The chamber was bigger than he expected. The tattered carpet that covered its earthen floor showed faded hints of hunting scenes. On a field table sat a bright oil lamp. The robed monk looked up in surprise.

“Brother Xavier.” Duncan nodded to the Jesuit, who rose and solemnly returned his nod. “He was too weak to come by himself,” Xavier explained. “I wanted to be with him when. .” his voice drifted away, and he shrugged, then left the chamber.

The man on the cot was noticeably weaker than when Duncan had left him in Montreal. His eyes had sunken even deeper. His hands seemed but skin and bone.

“Lord Graham,” Duncan offered in greeting, then he quickly stepped to the cot. He realized his question about the source of the banner was answered.

It seemed to cause Graham great effort to raise his hand and move it back and forth as though to correct Duncan. He was about to speak when another spasm of coughing seized him. Duncan sat by the bed and lifted the man’s wrist. His pulse was light as a feather. Every breath was a wheezing struggle. The smell of death was settling around him.

“Cameron’s a good lad, son,” Graham finally said. “He has been battered by his times.”

“Like the rest of us.”

Graham offered a weak smile. “Tribes and clans alike.”

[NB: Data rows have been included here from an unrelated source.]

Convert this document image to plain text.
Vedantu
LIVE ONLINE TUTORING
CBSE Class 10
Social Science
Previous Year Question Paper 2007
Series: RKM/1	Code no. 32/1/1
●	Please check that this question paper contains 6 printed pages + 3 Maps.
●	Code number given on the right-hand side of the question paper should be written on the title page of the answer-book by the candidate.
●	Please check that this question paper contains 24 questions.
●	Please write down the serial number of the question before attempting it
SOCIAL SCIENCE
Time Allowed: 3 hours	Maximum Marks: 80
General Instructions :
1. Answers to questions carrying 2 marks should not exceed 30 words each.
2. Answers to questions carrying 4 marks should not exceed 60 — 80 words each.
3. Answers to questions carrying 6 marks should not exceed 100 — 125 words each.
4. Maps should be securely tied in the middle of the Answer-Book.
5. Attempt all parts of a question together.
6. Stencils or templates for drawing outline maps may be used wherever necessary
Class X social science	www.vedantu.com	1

Duncan pulled the blanket back and loosened the black robe over the man’s chest, pausing as his effort exposed a fine linen shirt underneath. Hanging over it was an elegant golden chain, at the end of which was a heavy golden ring set with a seal. A ring had been sent from the prince.

“And royal families in Rome,” Duncan added. “There was never a conspiracy of the western tribes,” he said after a moment.

“Not at first. I decided-” Graham’s words were cut off by a paroxysm of coughing. The linen cloth he held to his mouth came away bloody. “I decided the world was big enough to allow battered peoples a place of their own.”